Incorporation of additional genome-wide data sets have also provided another layer of annotation to reference genomes. The gene sets of the C. neoformans var. grubii (H99) and C. neoformans var. neoformans (JEC21) reference genomes have benefitted from RNA-Seq guided gene structure prediction (Janbon et al. 2014 32 , González-Hilarion et al. 2016 27 ); this has improved the accuracy of splice site annotation in gene models and has also suggested the presence of large numbers of non-coding transcripts. RNA-Seq has also been used to update gene sets for each of the three main lineages of C. neoformans var. grubii and supported the prediction of lineage-specific genes (Rhodes et al. 2017a 48 ).
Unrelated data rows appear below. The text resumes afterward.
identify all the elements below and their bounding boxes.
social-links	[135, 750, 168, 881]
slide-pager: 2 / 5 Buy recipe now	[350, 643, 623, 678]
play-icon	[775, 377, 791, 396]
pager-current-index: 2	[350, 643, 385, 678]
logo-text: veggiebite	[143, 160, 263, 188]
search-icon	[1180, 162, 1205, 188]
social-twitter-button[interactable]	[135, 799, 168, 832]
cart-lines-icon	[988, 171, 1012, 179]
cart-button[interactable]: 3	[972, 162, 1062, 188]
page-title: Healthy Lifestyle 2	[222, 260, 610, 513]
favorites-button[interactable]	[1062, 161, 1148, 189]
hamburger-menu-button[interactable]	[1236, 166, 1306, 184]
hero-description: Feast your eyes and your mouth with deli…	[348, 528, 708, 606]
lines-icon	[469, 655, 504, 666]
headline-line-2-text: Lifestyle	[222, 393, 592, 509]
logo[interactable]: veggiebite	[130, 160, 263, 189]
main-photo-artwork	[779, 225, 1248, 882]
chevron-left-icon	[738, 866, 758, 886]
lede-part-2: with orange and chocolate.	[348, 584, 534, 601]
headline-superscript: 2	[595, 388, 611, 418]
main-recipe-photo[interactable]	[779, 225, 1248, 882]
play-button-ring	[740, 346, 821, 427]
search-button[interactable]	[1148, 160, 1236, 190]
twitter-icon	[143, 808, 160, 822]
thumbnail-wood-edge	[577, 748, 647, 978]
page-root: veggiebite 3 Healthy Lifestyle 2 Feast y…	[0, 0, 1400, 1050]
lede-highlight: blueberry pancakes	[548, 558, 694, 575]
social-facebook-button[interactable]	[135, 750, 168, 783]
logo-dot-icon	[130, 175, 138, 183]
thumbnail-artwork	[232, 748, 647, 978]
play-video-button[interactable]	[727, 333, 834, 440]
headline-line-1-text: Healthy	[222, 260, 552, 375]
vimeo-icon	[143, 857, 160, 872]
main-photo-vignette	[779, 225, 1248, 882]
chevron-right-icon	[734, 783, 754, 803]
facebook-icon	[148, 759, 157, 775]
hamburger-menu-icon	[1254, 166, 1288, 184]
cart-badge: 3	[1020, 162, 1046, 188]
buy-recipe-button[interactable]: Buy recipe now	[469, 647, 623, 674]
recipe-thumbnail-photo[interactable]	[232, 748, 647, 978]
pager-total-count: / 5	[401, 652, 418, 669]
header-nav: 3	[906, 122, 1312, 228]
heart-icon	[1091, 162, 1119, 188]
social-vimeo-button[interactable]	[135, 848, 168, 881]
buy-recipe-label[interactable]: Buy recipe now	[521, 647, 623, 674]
Recent studies have begun to map modified bases across the Cryptococcus genome (Catania et al. 2017 9 ), and three dimensional genome mapping techniques utilizing sequencing to map higher order adjacency of genomic regions may also be applied in the near future. The integration of such diverse data sets into a more comprehensive model of the genome, and how it changes across time and varies within the population, will provide a more complete framework to study the evolution of these pathogens.
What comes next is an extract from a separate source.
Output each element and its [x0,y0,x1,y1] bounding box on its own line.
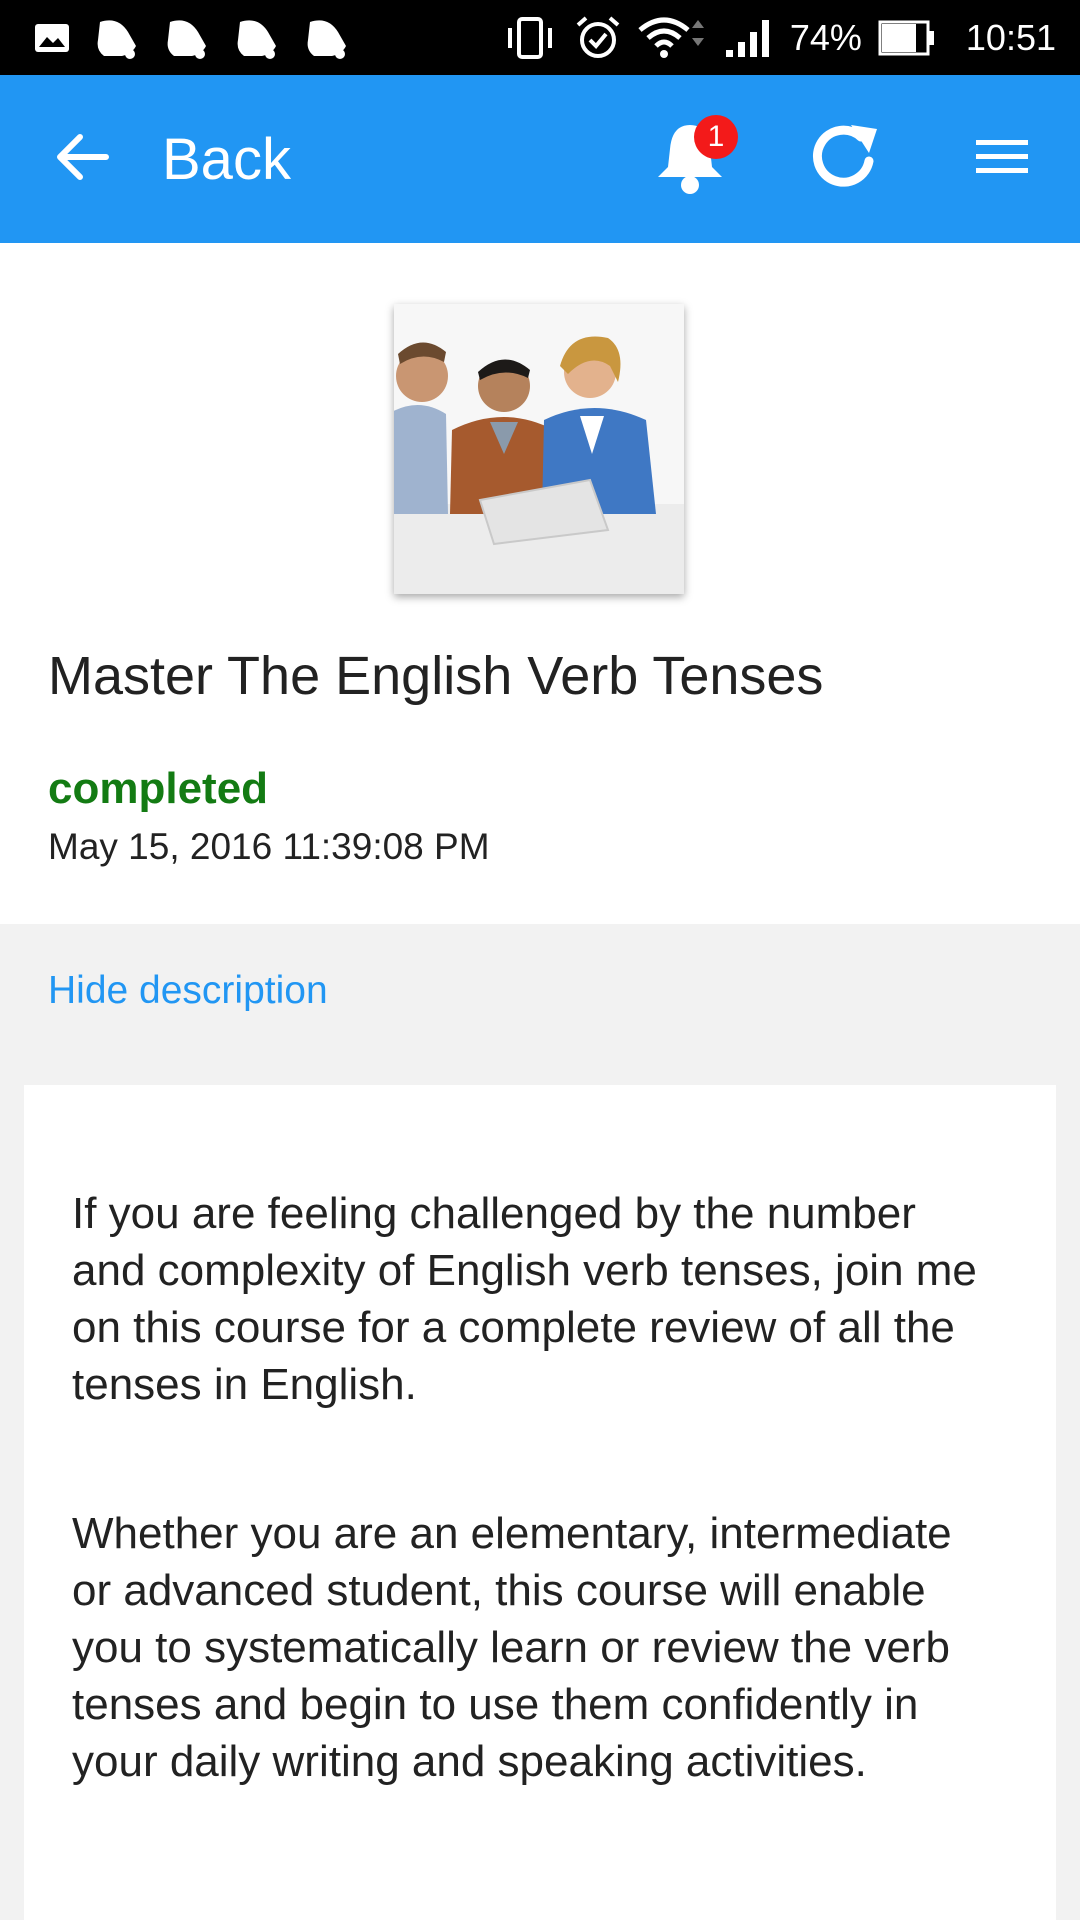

Increased population-level sequencing will also be required to further identify genetic mechanisms of virulence, drug resistance, and within-host adaptation. Genome-wide association studies require extremely large sample sizes to link variants to complex phenotypes, such as infectivity or virulence; while studies have begun to build this dataset (see Desjardins et al. 2017 18 ), further increases in sample size will enable further genetic insight. However small sets of isolates have the potential to link genotype to phenotype; for example, a comparing genomes for closely related isolates differing in the production of Titan cells identified stop codon mutations in the protein kinase A regulatory gene PKR1, for which prior work had demonstrated a role in Titan cell production (Choi et al. 2012 12 , Hommel et al. 2017 31 ). Furthermore, while these genomic studies have examined individual isolates that are colony purified from clinical or environmental samples, metagenomic approaches could assist uncovering diversity within an individual host or site. For example, metagenomic sequencing of the population from serial isolates within a single patient over time would enable analysis of how mutations occur and become fixed. In sum, large-scale sequencing of both global populations and within single patients will continue to play critical roles in understanding the genetic basic of human virulence in Cryptococcus.